# Mulloway in the Mangroves



## fishnfreak (Jun 22, 2007)

Managed a couple firsts from the kayak yesterday.

I fished a new area, and caught a new species for me. It was good after a couple of donuts, to have a couple of successful trips.

Although i didnt land any keepers, with the biggest being 74cm, i have high hopes of landing one later in the year. Anyway, I made another video, hope you all like it.
Thanks,
Rob East


----------



## Smylea (Mar 22, 2014)

Great session, thanks for the vid

Ray


----------



## paulsod (Dec 28, 2008)

Nice video Rob and some good fish even if they are undersized.
Must be a quiet area to be anchored up in a narrow channel.
Unfortunately not a common thing around here.
Cheers
Paul


----------



## Ubolt (Dec 8, 2009)

Great video. Well done


----------



## suehobieadventure (Feb 17, 2009)

Nice day on the water, good video. Keep them coming.


----------



## Shortman (Nov 26, 2013)

Nice way to get off a donut, great fish.


----------



## stussman (Aug 27, 2012)

Nice session and vid


----------



## Geoffw (Jan 23, 2011)

Nice work there Rob. Even nicer when they are a larger.


----------



## Beekeeper (Aug 20, 2011)

Nice jewie session, Rob... pity that they were undersized.
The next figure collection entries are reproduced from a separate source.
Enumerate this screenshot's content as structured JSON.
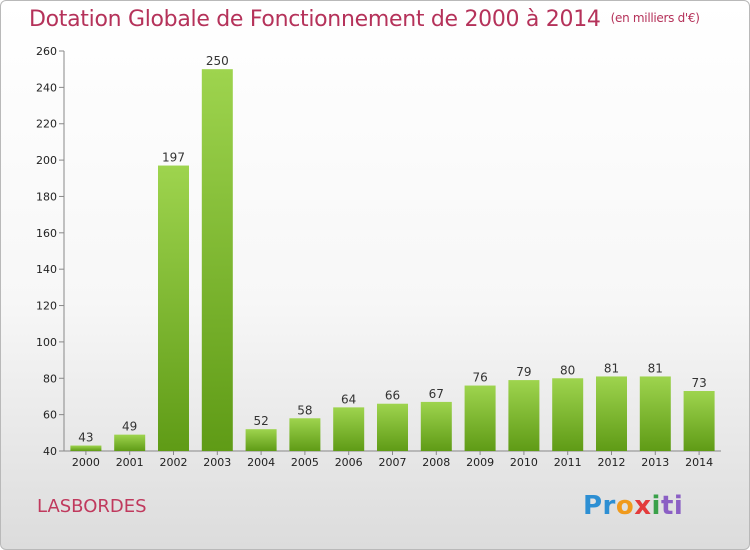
{
  "header": {
    "title": "Dotation Globale de Fonctionnement de 2000 à 2014",
    "units": "(en milliers d'€)"
  },
  "footer": {
    "place": "LASBORDES",
    "logo_parts": [
      "Pr",
      "o",
      "x",
      "i",
      "ti"
    ]
  },
  "colors": {
    "bar_top": "#9ed44e",
    "bar_bottom": "#5f9b16",
    "title": "#b5325a"
  },
  "chart_data": {
    "type": "bar",
    "title": "Dotation Globale de Fonctionnement de 2000 à 2014",
    "subtitle": "(en milliers d'€)",
    "xlabel": "",
    "ylabel": "",
    "categories": [
      "2000",
      "2001",
      "2002",
      "2003",
      "2004",
      "2005",
      "2006",
      "2007",
      "2008",
      "2009",
      "2010",
      "2011",
      "2012",
      "2013",
      "2014"
    ],
    "values": [
      43,
      49,
      197,
      250,
      52,
      58,
      64,
      66,
      67,
      76,
      79,
      80,
      81,
      81,
      73
    ],
    "ylim": [
      40,
      260
    ],
    "yticks": [
      40,
      60,
      80,
      100,
      120,
      140,
      160,
      180,
      200,
      220,
      240,
      260
    ],
    "grid": false,
    "legend": "none"
  }
}
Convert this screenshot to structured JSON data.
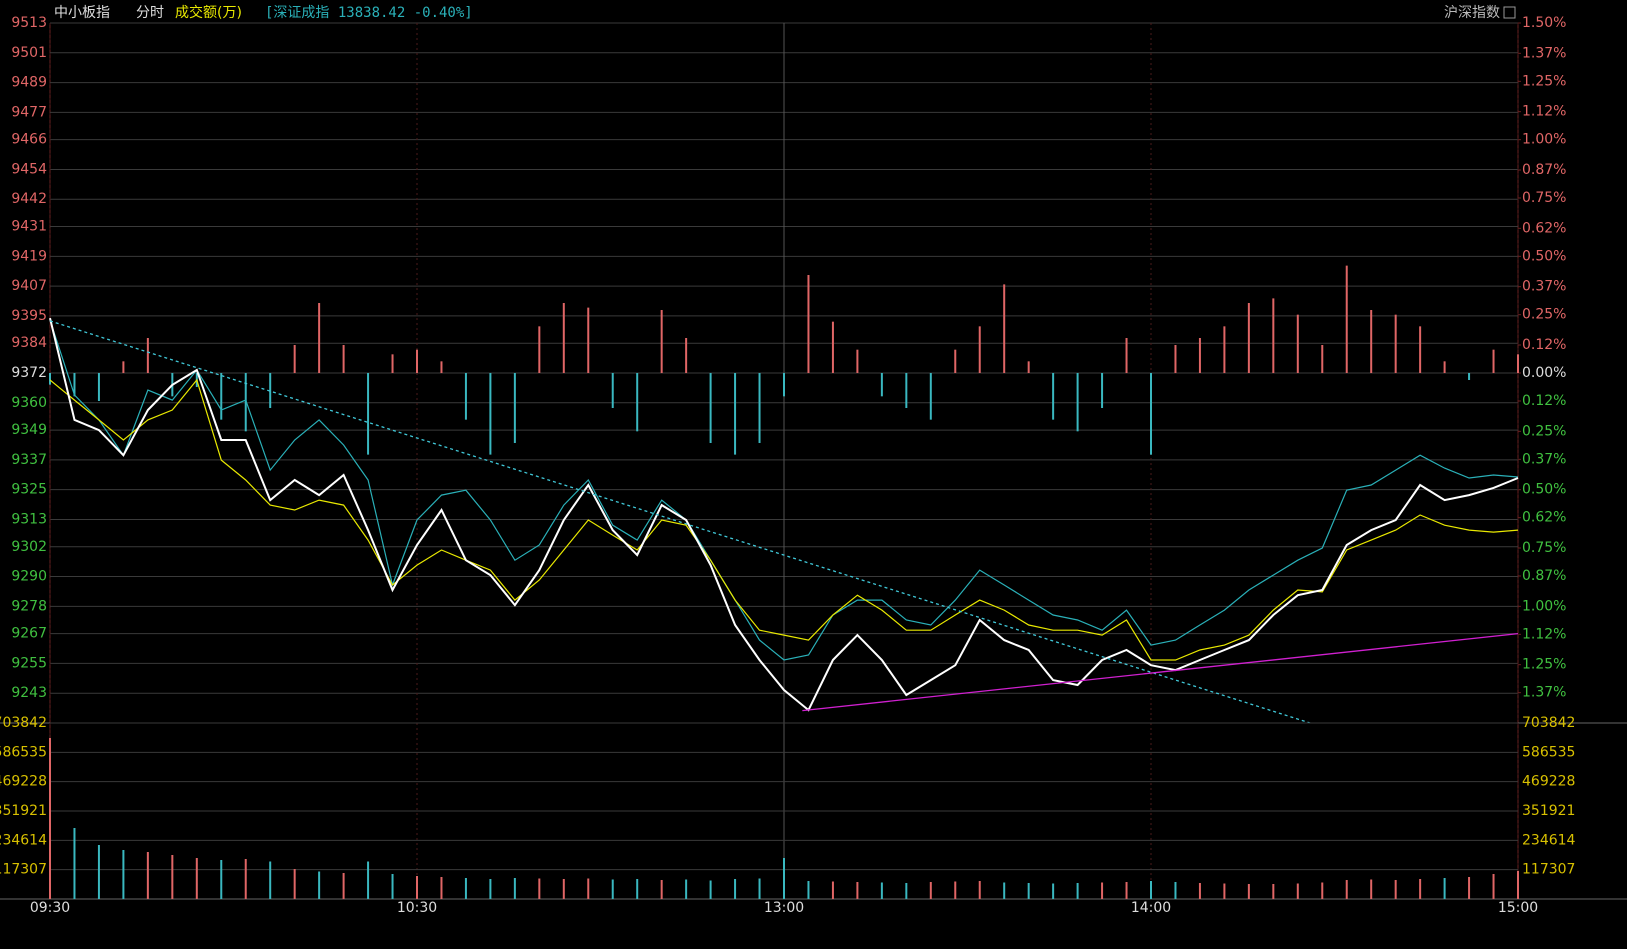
{
  "header": {
    "name": "中小板指",
    "mode": "分时",
    "volume_label": "成交额(万)",
    "compare": "[深证成指 13838.42 -0.40%]",
    "toggle": "沪深指数"
  },
  "chart_data": [
    {
      "type": "line",
      "x": [
        0,
        4,
        8,
        12,
        16,
        20,
        24,
        28,
        32,
        36,
        40,
        44,
        48,
        52,
        56,
        60,
        64,
        68,
        72,
        76,
        80,
        84,
        88,
        92,
        96,
        100,
        104,
        108,
        112,
        116,
        120,
        124,
        128,
        132,
        136,
        140,
        144,
        148,
        152,
        156,
        160,
        164,
        168,
        172,
        176,
        180,
        184,
        188,
        192,
        196,
        200,
        204,
        208,
        212,
        216,
        220,
        224,
        228,
        232,
        236,
        240
      ],
      "xlim": [
        0,
        240
      ],
      "xticks": [
        {
          "value": 0,
          "label": "09:30"
        },
        {
          "value": 60,
          "label": "10:30"
        },
        {
          "value": 120,
          "label": "13:00"
        },
        {
          "value": 180,
          "label": "14:00"
        },
        {
          "value": 240,
          "label": "15:00"
        }
      ],
      "ylim": [
        9231,
        9513
      ],
      "yticks": [
        9513,
        9501,
        9489,
        9477,
        9466,
        9454,
        9442,
        9431,
        9419,
        9407,
        9395,
        9384,
        9372,
        9360,
        9349,
        9337,
        9325,
        9313,
        9302,
        9290,
        9278,
        9267,
        9255,
        9243
      ],
      "y2lim": [
        -1.5,
        1.5
      ],
      "y2ticks": [
        {
          "value": 1.5,
          "label": "1.50%"
        },
        {
          "value": 1.37,
          "label": "1.37%"
        },
        {
          "value": 1.25,
          "label": "1.25%"
        },
        {
          "value": 1.12,
          "label": "1.12%"
        },
        {
          "value": 1.0,
          "label": "1.00%"
        },
        {
          "value": 0.87,
          "label": "0.87%"
        },
        {
          "value": 0.75,
          "label": "0.75%"
        },
        {
          "value": 0.62,
          "label": "0.62%"
        },
        {
          "value": 0.5,
          "label": "0.50%"
        },
        {
          "value": 0.37,
          "label": "0.37%"
        },
        {
          "value": 0.25,
          "label": "0.25%"
        },
        {
          "value": 0.12,
          "label": "0.12%"
        },
        {
          "value": 0,
          "label": "0.00%"
        },
        {
          "value": -0.12,
          "label": "0.12%"
        },
        {
          "value": -0.25,
          "label": "0.25%"
        },
        {
          "value": -0.37,
          "label": "0.37%"
        },
        {
          "value": -0.5,
          "label": "0.50%"
        },
        {
          "value": -0.62,
          "label": "0.62%"
        },
        {
          "value": -0.75,
          "label": "0.75%"
        },
        {
          "value": -0.87,
          "label": "0.87%"
        },
        {
          "value": -1.0,
          "label": "1.00%"
        },
        {
          "value": -1.12,
          "label": "1.12%"
        },
        {
          "value": -1.25,
          "label": "1.25%"
        },
        {
          "value": -1.37,
          "label": "1.37%"
        }
      ],
      "up_color": "#e06666",
      "down_color": "#3ab8c0",
      "flat_color": "#dddddd",
      "series": [
        {
          "type": "bar",
          "axis": "y2",
          "values": [
            -0.05,
            -0.1,
            -0.12,
            0.05,
            0.15,
            -0.1,
            -0.06,
            -0.2,
            -0.25,
            -0.15,
            0.12,
            0.3,
            0.12,
            -0.35,
            0.08,
            0.1,
            0.05,
            -0.2,
            -0.35,
            -0.3,
            0.2,
            0.3,
            0.28,
            -0.15,
            -0.25,
            0.27,
            0.15,
            -0.3,
            -0.35,
            -0.3,
            -0.1,
            0.42,
            0.22,
            0.1,
            -0.1,
            -0.15,
            -0.2,
            0.1,
            0.2,
            0.38,
            0.05,
            -0.2,
            -0.25,
            -0.15,
            0.15,
            -0.35,
            0.12,
            0.15,
            0.2,
            0.3,
            0.32,
            0.25,
            0.12,
            0.46,
            0.27,
            0.25,
            0.2,
            0.05,
            -0.03,
            0.1,
            0.08
          ]
        },
        {
          "type": "line",
          "color": "#2ab0b8",
          "values": [
            9393.3,
            9363.1,
            9353.1,
            9338.9,
            9365.1,
            9361.1,
            9373.2,
            9357.1,
            9361.1,
            9332.9,
            9345.0,
            9353.1,
            9343.0,
            9328.9,
            9286.6,
            9312.8,
            9322.8,
            9324.8,
            9312.8,
            9296.6,
            9302.7,
            9318.8,
            9328.9,
            9310.7,
            9304.7,
            9320.8,
            9312.8,
            9296.6,
            9280.5,
            9264.4,
            9256.4,
            9258.4,
            9274.5,
            9280.5,
            9280.5,
            9272.5,
            9270.5,
            9280.5,
            9292.6,
            9286.6,
            9280.5,
            9274.5,
            9272.5,
            9268.4,
            9276.5,
            9262.4,
            9264.4,
            9270.5,
            9276.5,
            9284.6,
            9290.6,
            9296.6,
            9301.5,
            9324.8,
            9326.9,
            9332.9,
            9338.9,
            9333.7,
            9329.7,
            9330.9,
            9330.1
          ]
        },
        {
          "type": "line",
          "color": "#e8e800",
          "values": [
            9369.2,
            9361.1,
            9353.1,
            9345.0,
            9353.1,
            9357.1,
            9369.2,
            9336.9,
            9328.9,
            9318.8,
            9316.8,
            9320.8,
            9318.8,
            9304.7,
            9286.6,
            9294.6,
            9300.7,
            9296.6,
            9292.6,
            9280.5,
            9288.6,
            9300.7,
            9312.8,
            9306.7,
            9300.7,
            9312.8,
            9310.7,
            9296.6,
            9280.5,
            9268.4,
            9266.4,
            9264.4,
            9274.5,
            9282.5,
            9276.5,
            9268.4,
            9268.4,
            9274.5,
            9280.5,
            9276.5,
            9270.5,
            9268.4,
            9268.4,
            9266.4,
            9272.5,
            9256.4,
            9256.4,
            9260.4,
            9262.4,
            9266.4,
            9276.5,
            9284.6,
            9283.8,
            9300.7,
            9304.7,
            9308.7,
            9314.8,
            9310.7,
            9308.7,
            9307.9,
            9308.7
          ]
        },
        {
          "type": "line",
          "color": "#ffffff",
          "values": [
            9394.1,
            9353.1,
            9349.0,
            9338.9,
            9357.1,
            9367.2,
            9373.2,
            9345.0,
            9345.0,
            9320.8,
            9328.9,
            9322.8,
            9330.9,
            9308.7,
            9284.6,
            9302.7,
            9316.8,
            9296.6,
            9290.6,
            9278.5,
            9292.6,
            9312.8,
            9326.9,
            9308.7,
            9298.7,
            9318.8,
            9312.8,
            9294.6,
            9270.5,
            9256.4,
            9244.3,
            9236.2,
            9256.4,
            9266.4,
            9256.4,
            9242.3,
            9248.3,
            9254.3,
            9272.5,
            9264.4,
            9260.4,
            9248.3,
            9246.3,
            9256.4,
            9260.4,
            9254.3,
            9252.3,
            9256.4,
            9260.4,
            9264.4,
            9274.5,
            9282.5,
            9284.6,
            9302.7,
            9308.7,
            9312.8,
            9326.9,
            9320.8,
            9322.8,
            9325.7,
            9329.7
          ]
        }
      ],
      "trendlines": [
        {
          "color": "#40c8d8",
          "dashed": true,
          "x": [
            0,
            206
          ],
          "y": [
            9393,
            9231
          ]
        },
        {
          "color": "#d020d0",
          "dashed": false,
          "x": [
            123,
            240
          ],
          "y": [
            9236,
            9267
          ]
        }
      ],
      "grid": true
    },
    {
      "type": "bar",
      "x": [
        0,
        4,
        8,
        12,
        16,
        20,
        24,
        28,
        32,
        36,
        40,
        44,
        48,
        52,
        56,
        60,
        64,
        68,
        72,
        76,
        80,
        84,
        88,
        92,
        96,
        100,
        104,
        108,
        112,
        116,
        120,
        124,
        128,
        132,
        136,
        140,
        144,
        148,
        152,
        156,
        160,
        164,
        168,
        172,
        176,
        180,
        184,
        188,
        192,
        196,
        200,
        204,
        208,
        212,
        216,
        220,
        224,
        228,
        232,
        236,
        240
      ],
      "xlim": [
        0,
        240
      ],
      "ylim": [
        0,
        703842
      ],
      "yticks": [
        703842,
        586535,
        469228,
        351921,
        234614,
        117307
      ],
      "values": [
        643900,
        284000,
        216000,
        196000,
        188000,
        176000,
        164000,
        156000,
        160000,
        150000,
        120000,
        110000,
        104000,
        150000,
        100000,
        92000,
        88000,
        84000,
        80000,
        84000,
        82000,
        80000,
        82000,
        78000,
        80000,
        76000,
        78000,
        74000,
        80000,
        82000,
        164000,
        72000,
        70000,
        68000,
        66000,
        64000,
        68000,
        70000,
        72000,
        66000,
        64000,
        62000,
        64000,
        66000,
        68000,
        72000,
        68000,
        64000,
        62000,
        60000,
        60000,
        62000,
        66000,
        76000,
        78000,
        76000,
        80000,
        84000,
        88000,
        100000,
        112000
      ],
      "tick_color": "#d8c000",
      "grid": true
    }
  ]
}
However... I have one problem with your handling of them... one hand in the gill area.

Don't you think that if you're going to release a fish, gripping in the gill area could harm the fish's survival ability?

I'm not trying to detract from your day's enjoyment...

Cheers, Jimbo


----------



## clarkey (Jan 13, 2009)

Mate what an awesome session,love fishing the mangroves.How deep was the water you were fishing?


----------



## fishnfreak (Jun 22, 2007)

Beekeeper said:


> Nice jewie session, Rob... pity that they were undersized.
> 
> However... I have one problem with your handling of them... one hand in the gill area.
> 
> ...


Hey mate, you know what, fair call.

I don't think it would have caused any damage, there was no bleeding and I didn't over extend the gill plates. But yes , I could be more prepared and will get a set of bogas as without using that grip there's no way to restrain them while still fairly healthy.


----------



## fishnfreak (Jun 22, 2007)

It was in about 6ft of water too


----------



## keenfisho (Aug 22, 2012)

Nice video and catches mate, if that creek is the one i think it is it is very good to see the mullies are back as they were smashed fairly hard a couple of years ago by illegal netting


----------



## Stealthfisha (Jul 21, 2009)

kudos rob
exce;ent


----------



## diceman (Mar 25, 2013)

Nice one Rob,

A good day fishing.Did you get them on pillies??


----------



## fishnfreak (Jun 22, 2007)

yeah mate, and squid


----------



## Chemacky (Nov 30, 2011)

Awesome vid and well done! keep it up!


----------